Europe is building 35 AI supercomputers. The provisioning stack decides who controls them.
Contributors
Hope Lynch, Director of Product Marketing
Research teams across Europe are about to bring more GPU capacity online in a single year than the continent has ever added at once, and the teams that provision it on infrastructure they govern will keep control of it. NVIDIA announced at ISC High Performance 2026 that 35 AI supercomputers are in development across 23 countries, serving more than three million researchers, including the MareNostrum5 AI upgrade at Barcelona Supercomputing Center, HammerHAI at HLRS, and BavariaAI's Blue Swan. The EuroHPC Joint Undertaking separately inaugurated the SOL quantum system and the LISA upgrade to Leonardo in Bologna.
The hardware is the headline. The stack that boots it, schedules it, and keeps its workloads reproducible is what determines whether a European institution runs its own AI infrastructure or depends on someone else to run it.
The teams that provision, containerize, and govern their AI clusters on open foundations keep sovereignty over the infrastructure, not just the data on it. That is the layer worth deciding deliberately while the systems are still being built.
Provision thousands of GPU nodes in minutes
A supercomputer is only useful once its nodes are running the right image. Warewulf Pro provisions nodes statelessly, bringing thousands of compute nodes online in minutes and keeping them consistent as the cluster grows. Warewulf is an open source provisioning project that CIQ contributes to upstream and supports commercially, and it runs at national labs and research institutions operating anywhere from 50 to more than 10,000 compute nodes.
Stateless provisioning matters most at the scale these European systems are targeting. A research team changes one image and redeploys the fleet, rather than configuring nodes one at a time as the cluster expands. The provisioning layer stays GPU-aware, so accelerator nodes come up ready for work.
Keep the operating system layer under your own governance
Sovereignty starts at the operating system. Rocky Linux from CIQ is open source and community-driven, governed through the OpenELA community rather than by any single vendor's roadmap. A European institution running Rocky Linux controls its own upgrade timeline and is not tied to one company's commercial strategy for the base of its stack.
RLC Pro AI extends that base to GPU workloads as a performance-tuned Enterprise Linux with CUDA, ROCm, and InfiniBand drivers pre-integrated. Research teams standing up accelerator clusters get a validated GPU stack on a foundation they can inspect, rebuild, and govern themselves.
A base governed through an open community, rather than one vendor's roadmap, lets a European institution set its own upgrade timeline and audit its own stack.
Planning infrastructure for a European AI or HPC program? See how Rocky Linux from CIQ supports sovereign AI infrastructure.
Carry reproducible workloads across sites and borders
Research does not stay on one machine. A workload validated on a national system often needs to run at a partner institution, a university cluster, or a EuroHPC allocation in another country. Apptainer is the open source container runtime built for that reality: rootless, daemonless, GPU-passthrough native, and MPI-aware, with the SIF format capturing a workload so it reproduces exactly on another site.
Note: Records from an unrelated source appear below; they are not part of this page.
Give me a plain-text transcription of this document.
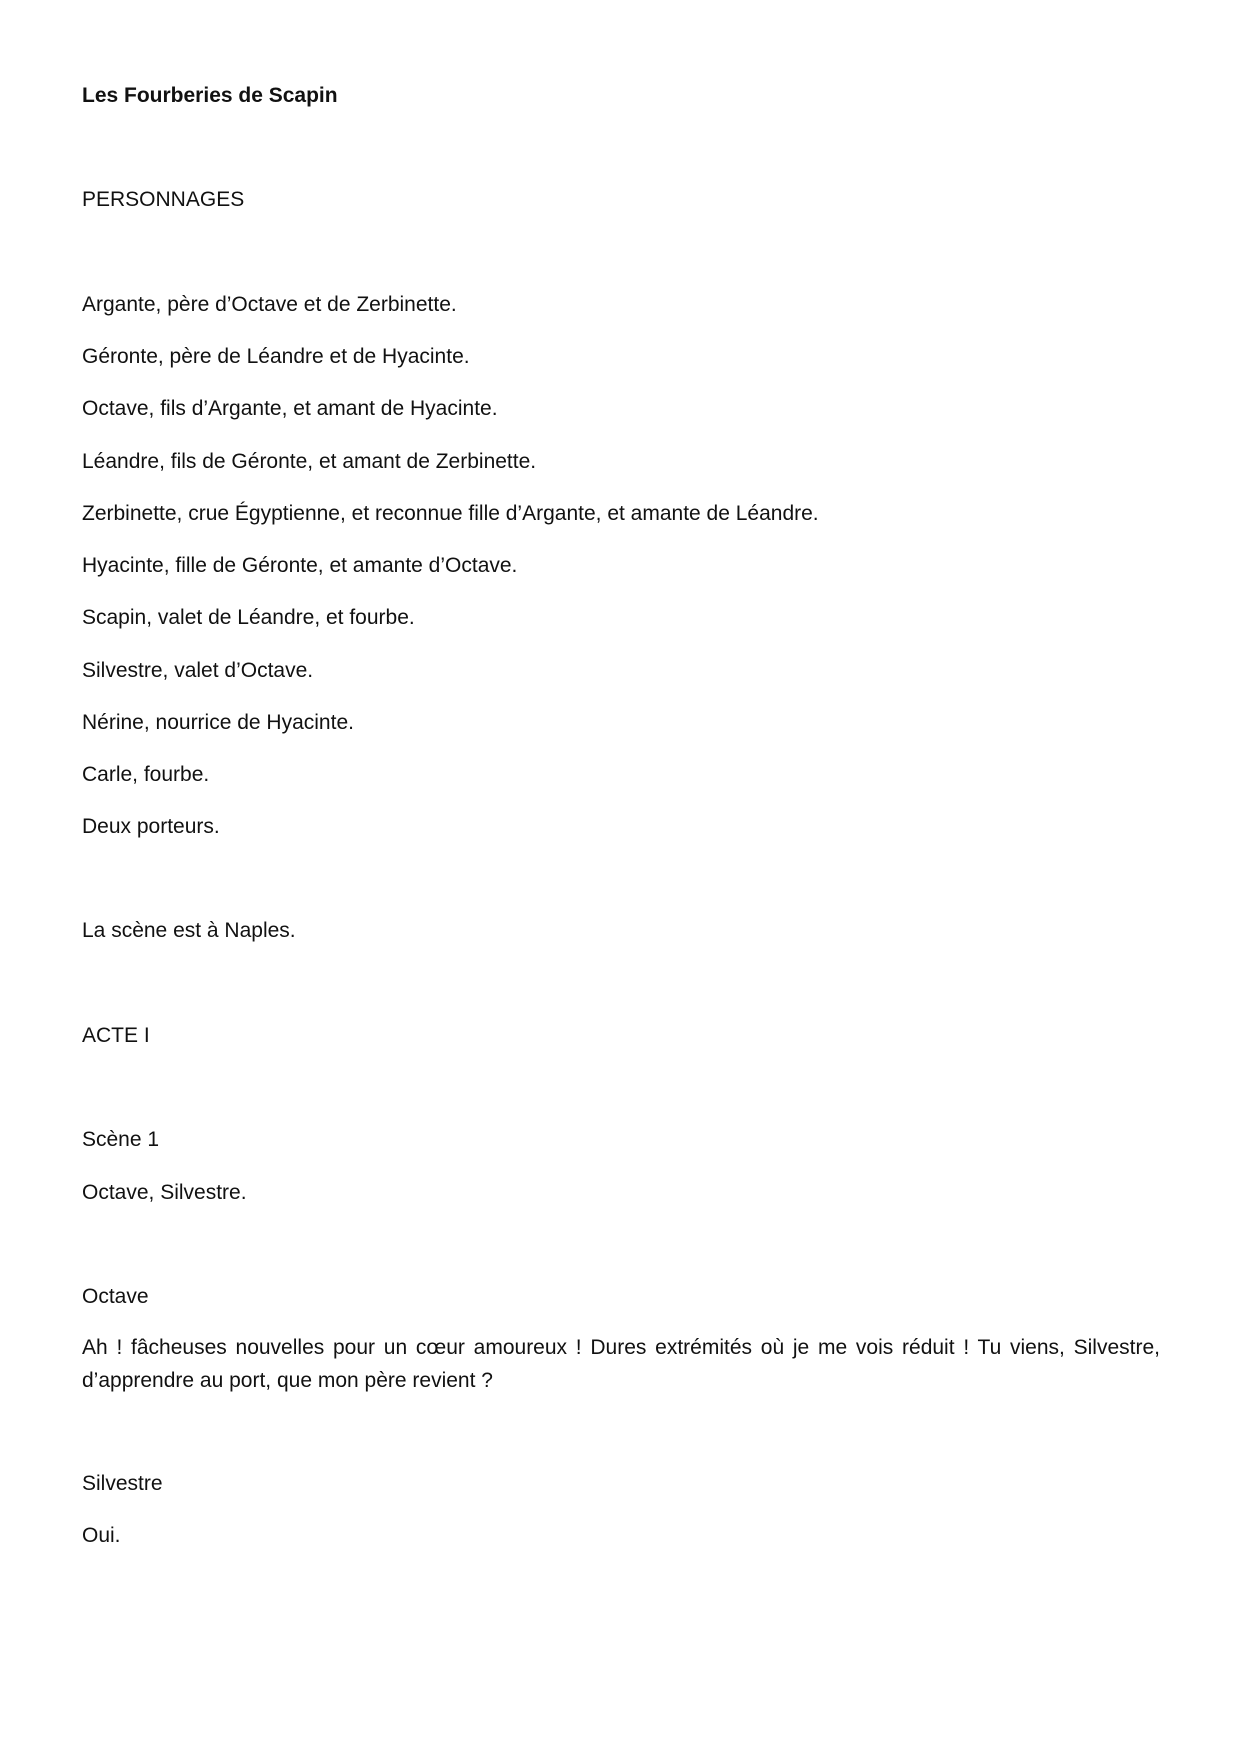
Les Fourberies de Scapin

PERSONNAGES

Argante, père d’Octave et de Zerbinette.

Géronte, père de Léandre et de Hyacinte.

Octave, fils d’Argante, et amant de Hyacinte.

Léandre, fils de Géronte, et amant de Zerbinette.

Zerbinette, crue Égyptienne, et reconnue fille d’Argante, et amante de Léandre.

Hyacinte, fille de Géronte, et amante d’Octave.

Scapin, valet de Léandre, et fourbe.

Silvestre, valet d’Octave.

Nérine, nourrice de Hyacinte.

Carle, fourbe.

Deux porteurs.

La scène est à Naples.

ACTE I

Scène 1

Octave, Silvestre.

Octave

Ah ! fâcheuses nouvelles pour un cœur amoureux ! Dures extrémités où je me vois réduit ! Tu viens, Silvestre, d’apprendre au port, que mon père revient ?

Silvestre

Oui.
Apptainer is the de facto container standard across HPC clusters, so a workflow containerized at one European site already speaks the format the next one runs. For a research collaboration that spans borders, reproducibility is the difference between sharing science and porting it again. CIQ contributes to Apptainer upstream and supports it commercially, and it is one of several vendors that do.
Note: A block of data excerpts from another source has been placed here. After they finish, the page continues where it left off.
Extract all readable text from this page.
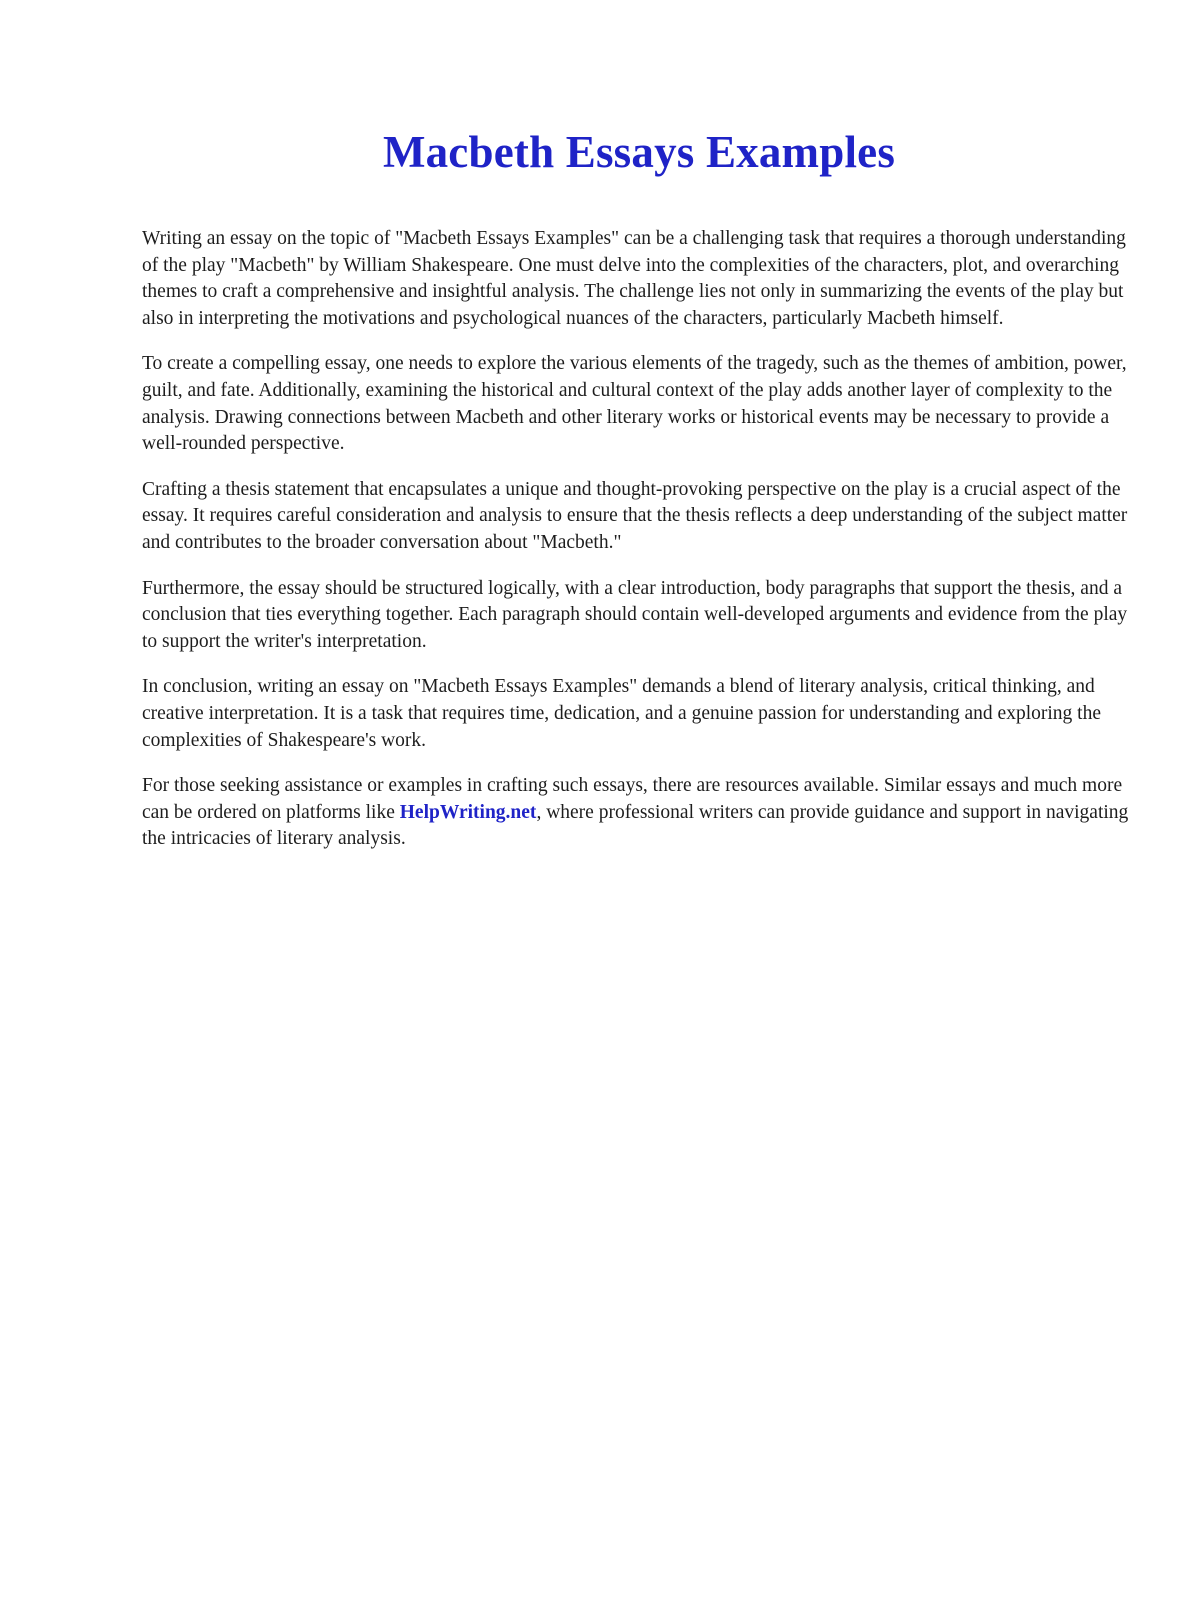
Macbeth Essays Examples

Writing an essay on the topic of "Macbeth Essays Examples" can be a challenging task that requires a thorough understanding of the play "Macbeth" by William Shakespeare. One must delve into the complexities of the characters, plot, and overarching themes to craft a comprehensive and insightful analysis. The challenge lies not only in summarizing the events of the play but also in interpreting the motivations and psychological nuances of the characters, particularly Macbeth himself.

To create a compelling essay, one needs to explore the various elements of the tragedy, such as the themes of ambition, power, guilt, and fate. Additionally, examining the historical and cultural context of the play adds another layer of complexity to the analysis. Drawing connections between Macbeth and other literary works or historical events may be necessary to provide a well-rounded perspective.

Crafting a thesis statement that encapsulates a unique and thought-provoking perspective on the play is a crucial aspect of the essay. It requires careful consideration and analysis to ensure that the thesis reflects a deep understanding of the subject matter and contributes to the broader conversation about "Macbeth."

Furthermore, the essay should be structured logically, with a clear introduction, body paragraphs that support the thesis, and a conclusion that ties everything together. Each paragraph should contain well-developed arguments and evidence from the play to support the writer's interpretation.

In conclusion, writing an essay on "Macbeth Essays Examples" demands a blend of literary analysis, critical thinking, and creative interpretation. It is a task that requires time, dedication, and a genuine passion for understanding and exploring the complexities of Shakespeare's work.

For those seeking assistance or examples in crafting such essays, there are resources available. Similar essays and much more can be ordered on platforms like HelpWriting.net, where professional writers can provide guidance and support in navigating the intricacies of literary analysis.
Decide the stack while the systems are still being built
The 35 systems now under construction will define European research computing for years. The procurement conversations happening around them are the moment to decide the provisioning, container, and operating system layers, not after the hardware lands.
A team that chooses open foundations at this stage keeps its options open: it can inspect the source, support the stack through more than one vendor, and govern its own upgrade path. That is what sovereignty means in practice at the infrastructure layer.
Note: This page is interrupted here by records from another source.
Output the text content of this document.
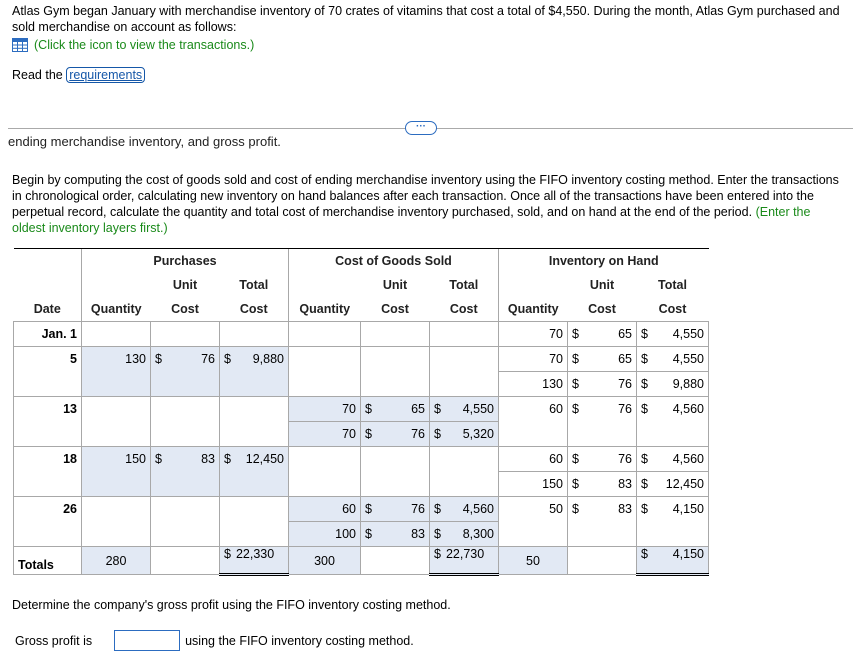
Atlas Gym began January with merchandise inventory of 70 crates of vitamins that cost a total of $4,550. During the month, Atlas Gym purchased and sold merchandise on account as follows:
(Click the icon to view the transactions.)
Read the requirements
···
ending merchandise inventory, and gross profit.
Begin by computing the cost of goods sold and cost of ending merchandise inventory using the FIFO inventory costing method. Enter the transactions in chronological order, calculating new inventory on hand balances after each transaction. Once all of the transactions have been entered into the perpetual record, calculate the quantity and total cost of merchandise inventory purchased, sold, and on hand at the end of the period. (Enter the oldest inventory layers first.)
	Purchases			Cost of Goods Sold			Inventory on Hand		
		Unit	Total		Unit	Total		Unit	Total
Date	Quantity	Cost	Cost	Quantity	Cost	Cost	Quantity	Cost	Cost
Jan. 1							70	$ 65	$ 4,550

5	130	$ 76	$ 9,880				70	$ 65	$ 4,550

							130	$ 76	$ 9,880

13				70	$ 65	$ 4,550	60	$ 76	$ 4,560

				70	$ 76	$ 5,320			

18	150	$ 83	$ 12,450				60	$ 76	$ 4,560

							150	$ 83	$ 12,450

26				60	$ 76	$ 4,560	50	$ 83	$ 4,150

				100	$ 83	$ 8,300			

Totals	280		$ 22,330	300		$ 22,730	50		$ 4,150
Determine the company's gross profit using the FIFO inventory costing method.
Gross profit is	using the FIFO inventory costing method.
| Layer | What it does | CIQ option |
|---|---|---|
| Operating system | Governed base for the cluster | Rocky Linux from CIQ, RLC Pro AI for GPU nodes |
| Provisioning | Brings nodes online statelessly at scale | Warewulf Pro |
| Container runtime | Reproducible workloads across sites | Apptainer |
| Orchestration | Schedules HPC and AI jobs, bursts to cloud | Fuzzball |
Each layer is open source at its foundation, with CIQ contributing upstream and offering commercial support. Adopt one layer or the full stack, and support them all.